Le pain nouveau : Que retrouve-t-on dans la corbeille à pain en 2017 ?

5 septembre 2017 - Par Véronique Harvey

EN RESTAURATION, LE PAIN SERT D’INTRODUCTION. IL S’AGIT EN FAIT DU PREMIER ALIMENT À PARTIR DUQUEL LES CLIENTS JUGENT UN ÉTABLISSEMENT. IL EST DONC IMPORTANT DE FAIRE UNE BONNE PREMIÈRE IMPRESSION ET DE SERVIR UN PAIN À L’IMAGE DE SA CUISINE. QUAND VIENT LE TEMPS DE CHOISIR LEUR PAIN, LES RESTAURATEURS ONT TROIS OPTIONS. SOIT ILS SE LANCENT DANS LA FABRICATION MAISON, SOIT ILS TRAVAILLENT DE CONCERT AVEC UN BOULANGER, SOIT ILS OPTENT POUR UN FORMAT PRÉCUIT SURGELÉ. DANS TOUS LES CAS, ON RETROUVE UNE FOULE D’AVANTAGES. D’AILLEURS, MÊME LE PETIT PAIN EMBALLÉ INDIVIDUELLEMENT A LES SIENS, LE PRINCIPAL ÉTANT DE POUVOIR ÊTRE « DONNÉ AU SUIVANT » – SI L’EMBALLAGE N’A PAS ÉTÉ OUVERT, ÉVIDEMMENT ! ON ENREGISTRE AINSI MOINS DE PERTES



L’avenue du pain maison
Même si elle permet d’offrir un produit unique, personnalisé et malléable, rares sont les restaurateurs qui se lancent dans la production de pain maison. Pourquoi ? Parce que ça nécessite une grande maîtrise des techniques boulangères, ou encore d’avoir un boulanger sur place.

Cuisinier est un métier, pâtissier est un métier, et boulanger en est un autre. Chacun a son importance en cuisine, et ceux qui essaient de tout faire eux-mêmes, d’être des généralistes, finissent souvent par passer à côté et manquer leur coup.
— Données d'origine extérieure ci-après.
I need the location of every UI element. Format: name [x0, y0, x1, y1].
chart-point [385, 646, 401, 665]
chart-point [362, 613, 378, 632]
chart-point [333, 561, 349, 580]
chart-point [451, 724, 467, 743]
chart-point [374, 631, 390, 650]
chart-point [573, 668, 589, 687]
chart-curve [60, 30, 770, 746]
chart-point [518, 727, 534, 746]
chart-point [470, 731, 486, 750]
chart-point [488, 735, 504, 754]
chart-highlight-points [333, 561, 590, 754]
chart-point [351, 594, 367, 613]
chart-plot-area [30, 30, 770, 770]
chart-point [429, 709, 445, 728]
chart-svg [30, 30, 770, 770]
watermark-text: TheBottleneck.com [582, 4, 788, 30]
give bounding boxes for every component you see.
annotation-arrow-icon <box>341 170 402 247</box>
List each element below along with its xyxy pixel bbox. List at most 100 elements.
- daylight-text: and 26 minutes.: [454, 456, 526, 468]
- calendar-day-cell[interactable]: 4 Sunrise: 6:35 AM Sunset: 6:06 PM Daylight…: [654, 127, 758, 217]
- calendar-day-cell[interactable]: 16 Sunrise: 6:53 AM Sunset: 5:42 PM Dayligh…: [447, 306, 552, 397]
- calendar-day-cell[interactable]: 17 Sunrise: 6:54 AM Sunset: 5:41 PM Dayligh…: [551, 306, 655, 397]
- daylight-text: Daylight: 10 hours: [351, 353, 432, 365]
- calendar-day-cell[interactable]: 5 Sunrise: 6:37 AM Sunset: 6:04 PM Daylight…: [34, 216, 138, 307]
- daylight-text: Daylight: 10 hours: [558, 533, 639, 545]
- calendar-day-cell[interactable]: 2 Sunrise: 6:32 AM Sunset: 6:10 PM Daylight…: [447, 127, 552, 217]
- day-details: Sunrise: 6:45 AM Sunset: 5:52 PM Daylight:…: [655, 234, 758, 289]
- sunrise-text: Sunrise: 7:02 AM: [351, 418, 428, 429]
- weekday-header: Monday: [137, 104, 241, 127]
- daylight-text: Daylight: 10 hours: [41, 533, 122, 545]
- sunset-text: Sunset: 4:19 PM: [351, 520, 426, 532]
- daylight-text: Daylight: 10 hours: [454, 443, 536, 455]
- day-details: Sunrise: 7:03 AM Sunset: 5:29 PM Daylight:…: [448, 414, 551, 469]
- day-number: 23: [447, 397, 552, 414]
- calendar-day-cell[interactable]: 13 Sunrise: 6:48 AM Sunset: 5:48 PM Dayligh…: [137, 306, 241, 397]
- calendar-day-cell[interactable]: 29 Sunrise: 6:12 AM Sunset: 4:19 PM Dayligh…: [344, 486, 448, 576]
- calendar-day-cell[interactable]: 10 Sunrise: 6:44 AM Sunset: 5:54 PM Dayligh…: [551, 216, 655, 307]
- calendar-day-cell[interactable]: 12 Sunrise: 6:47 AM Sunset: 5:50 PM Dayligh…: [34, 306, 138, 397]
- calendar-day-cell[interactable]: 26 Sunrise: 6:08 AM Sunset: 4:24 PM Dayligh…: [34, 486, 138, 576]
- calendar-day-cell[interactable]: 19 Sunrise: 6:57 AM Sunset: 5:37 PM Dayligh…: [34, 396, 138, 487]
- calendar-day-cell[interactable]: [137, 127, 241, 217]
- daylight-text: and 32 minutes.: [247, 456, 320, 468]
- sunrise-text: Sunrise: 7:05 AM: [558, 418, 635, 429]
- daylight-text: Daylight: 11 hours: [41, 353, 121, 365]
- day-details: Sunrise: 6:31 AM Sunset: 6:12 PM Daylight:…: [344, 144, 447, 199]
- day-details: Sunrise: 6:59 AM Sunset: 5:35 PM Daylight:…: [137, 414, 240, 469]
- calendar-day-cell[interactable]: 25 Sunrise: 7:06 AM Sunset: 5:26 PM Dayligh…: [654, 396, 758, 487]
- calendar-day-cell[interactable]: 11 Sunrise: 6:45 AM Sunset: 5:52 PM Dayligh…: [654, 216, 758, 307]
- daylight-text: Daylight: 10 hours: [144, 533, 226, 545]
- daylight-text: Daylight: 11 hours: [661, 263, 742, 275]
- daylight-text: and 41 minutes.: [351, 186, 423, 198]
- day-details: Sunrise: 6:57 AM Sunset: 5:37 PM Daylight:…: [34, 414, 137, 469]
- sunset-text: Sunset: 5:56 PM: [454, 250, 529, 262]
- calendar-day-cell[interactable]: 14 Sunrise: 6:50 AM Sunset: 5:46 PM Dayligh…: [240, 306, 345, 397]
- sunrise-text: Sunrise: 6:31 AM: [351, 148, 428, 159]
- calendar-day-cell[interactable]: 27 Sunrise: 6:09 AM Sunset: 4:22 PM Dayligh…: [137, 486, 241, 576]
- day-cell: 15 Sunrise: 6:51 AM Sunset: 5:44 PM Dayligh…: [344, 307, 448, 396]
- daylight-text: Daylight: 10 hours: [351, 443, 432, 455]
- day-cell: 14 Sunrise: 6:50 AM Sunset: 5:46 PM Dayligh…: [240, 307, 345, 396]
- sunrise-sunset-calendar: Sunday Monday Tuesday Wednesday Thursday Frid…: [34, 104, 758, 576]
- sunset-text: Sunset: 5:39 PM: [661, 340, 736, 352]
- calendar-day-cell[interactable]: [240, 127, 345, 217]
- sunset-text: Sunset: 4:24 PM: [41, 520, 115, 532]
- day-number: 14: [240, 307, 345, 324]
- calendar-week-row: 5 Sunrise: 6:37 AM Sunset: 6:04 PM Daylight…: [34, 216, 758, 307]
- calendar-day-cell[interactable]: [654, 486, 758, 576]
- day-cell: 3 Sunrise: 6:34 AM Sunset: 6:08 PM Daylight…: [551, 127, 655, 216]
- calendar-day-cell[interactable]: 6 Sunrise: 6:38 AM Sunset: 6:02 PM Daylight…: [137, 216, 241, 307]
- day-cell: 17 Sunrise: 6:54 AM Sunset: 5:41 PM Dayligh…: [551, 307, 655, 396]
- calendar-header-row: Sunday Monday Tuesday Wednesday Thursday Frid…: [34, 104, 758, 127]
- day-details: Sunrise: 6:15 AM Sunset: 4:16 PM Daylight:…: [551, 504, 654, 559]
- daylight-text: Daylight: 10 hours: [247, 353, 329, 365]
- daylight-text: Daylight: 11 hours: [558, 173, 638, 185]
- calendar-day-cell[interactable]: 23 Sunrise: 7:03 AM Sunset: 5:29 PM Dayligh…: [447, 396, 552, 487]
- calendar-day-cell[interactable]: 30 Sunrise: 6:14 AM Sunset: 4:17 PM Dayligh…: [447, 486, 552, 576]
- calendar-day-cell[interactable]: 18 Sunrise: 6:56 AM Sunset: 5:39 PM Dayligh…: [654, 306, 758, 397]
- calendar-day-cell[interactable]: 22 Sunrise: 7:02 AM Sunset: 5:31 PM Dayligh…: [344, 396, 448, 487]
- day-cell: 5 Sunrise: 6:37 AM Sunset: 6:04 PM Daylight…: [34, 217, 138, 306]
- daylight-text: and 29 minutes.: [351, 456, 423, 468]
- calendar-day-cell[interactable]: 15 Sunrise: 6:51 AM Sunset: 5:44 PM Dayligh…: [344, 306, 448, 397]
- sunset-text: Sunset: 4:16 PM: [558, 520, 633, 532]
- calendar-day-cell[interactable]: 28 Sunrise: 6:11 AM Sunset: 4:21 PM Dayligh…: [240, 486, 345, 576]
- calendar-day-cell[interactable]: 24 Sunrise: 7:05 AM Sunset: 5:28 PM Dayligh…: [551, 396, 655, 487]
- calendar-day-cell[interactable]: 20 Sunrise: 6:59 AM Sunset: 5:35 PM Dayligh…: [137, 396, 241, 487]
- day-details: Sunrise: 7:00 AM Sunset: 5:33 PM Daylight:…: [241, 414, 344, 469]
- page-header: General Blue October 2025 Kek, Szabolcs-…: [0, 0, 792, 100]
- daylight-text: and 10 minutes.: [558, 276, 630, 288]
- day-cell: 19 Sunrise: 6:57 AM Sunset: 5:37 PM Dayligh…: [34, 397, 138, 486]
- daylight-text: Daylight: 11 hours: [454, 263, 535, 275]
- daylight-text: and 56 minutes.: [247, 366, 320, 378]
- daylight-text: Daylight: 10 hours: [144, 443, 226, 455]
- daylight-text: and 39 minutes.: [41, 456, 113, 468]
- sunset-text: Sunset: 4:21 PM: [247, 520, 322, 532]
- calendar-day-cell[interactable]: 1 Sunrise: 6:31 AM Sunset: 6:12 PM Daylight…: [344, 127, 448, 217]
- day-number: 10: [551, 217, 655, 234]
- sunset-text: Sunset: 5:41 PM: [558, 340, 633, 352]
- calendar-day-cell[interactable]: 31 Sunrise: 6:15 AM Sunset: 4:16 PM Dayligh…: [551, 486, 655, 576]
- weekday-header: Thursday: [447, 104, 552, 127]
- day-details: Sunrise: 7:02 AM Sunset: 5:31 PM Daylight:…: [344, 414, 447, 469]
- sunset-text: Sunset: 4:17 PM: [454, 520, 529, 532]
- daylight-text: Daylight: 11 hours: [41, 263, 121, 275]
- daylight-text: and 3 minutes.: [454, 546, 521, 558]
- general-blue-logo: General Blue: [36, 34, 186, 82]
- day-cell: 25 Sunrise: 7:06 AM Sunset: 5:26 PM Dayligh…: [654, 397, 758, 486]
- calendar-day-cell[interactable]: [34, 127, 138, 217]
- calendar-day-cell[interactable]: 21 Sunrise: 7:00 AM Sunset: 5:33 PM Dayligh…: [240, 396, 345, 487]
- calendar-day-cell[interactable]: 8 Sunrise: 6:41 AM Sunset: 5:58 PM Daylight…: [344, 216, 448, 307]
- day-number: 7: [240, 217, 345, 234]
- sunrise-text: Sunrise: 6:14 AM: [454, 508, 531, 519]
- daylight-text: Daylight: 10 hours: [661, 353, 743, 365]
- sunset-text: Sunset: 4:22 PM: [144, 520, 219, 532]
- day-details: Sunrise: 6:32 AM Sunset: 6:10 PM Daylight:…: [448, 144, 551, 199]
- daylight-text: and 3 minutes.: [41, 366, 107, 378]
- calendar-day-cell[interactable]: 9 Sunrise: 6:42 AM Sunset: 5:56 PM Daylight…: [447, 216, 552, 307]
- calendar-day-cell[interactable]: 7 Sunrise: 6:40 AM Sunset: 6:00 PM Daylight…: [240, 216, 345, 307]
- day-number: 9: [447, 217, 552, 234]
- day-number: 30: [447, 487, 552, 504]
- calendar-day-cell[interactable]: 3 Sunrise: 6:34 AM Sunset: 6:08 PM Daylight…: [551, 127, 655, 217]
Mais ceux qui osent et qui réussissent à offrir un produit de qualité peuvent laisser aller leur créativité et offrir des pains de fantaisie, en fonction des ingrédients de la saison et des plats servis.

Le pain de boulanger
Parce que les restaurateurs ont de moins en moins d’espace dans le congélateur, plusieurs se tournent vers le pain frais. En fait, le travail avec un boulanger local qui effectue la livraison chaque matin libère de l’espace en cuisine. On peut ainsi servir un produit frais sans s’encombrer.

De plus, en optant pour les services d’un boulanger, on s’assure de la qualité et de la constance des produits.

Les formats populaires
La preuve qu’un classique est indémodable : la baguette blanche demeure le meilleur vendeur, selon Gilles Dion, directeur national des ventes à Première Moisson. En effet, la majorité des restaurateurs l’apprécient principalement pour sa polyvalence : tranché, à déchirer, en sandwich ou en croûtons.

NOUVEAUTÉS ET TENDANCES
Par crainte de froisser leur clientèle fidèle, rares sont les grandes chaînes de restaurants qui osent changer de pain. Par contre, les nouveaux joueurs ont tout intérêt à offrir un pain « signature » – bref, à innover.

Parmi les dernières tendances enregistrées, on note le transfert alimentaire, qui produit un pain personnalisé.

« Une entreprise de l’île d’Orléans, Signature Pasquier, a développé un principe de transfert d’image sur pain [même principe que sur le chocolat] et elle vend maintenant le concept aux boulangers. C’est idéal pour ajouter son logo sur les hamburgers, par exemple. Ça permet de se démarquer », explique Mario Fortin, consultant international en boulangerie et propriétaire de l’entreprise Forma-Lab.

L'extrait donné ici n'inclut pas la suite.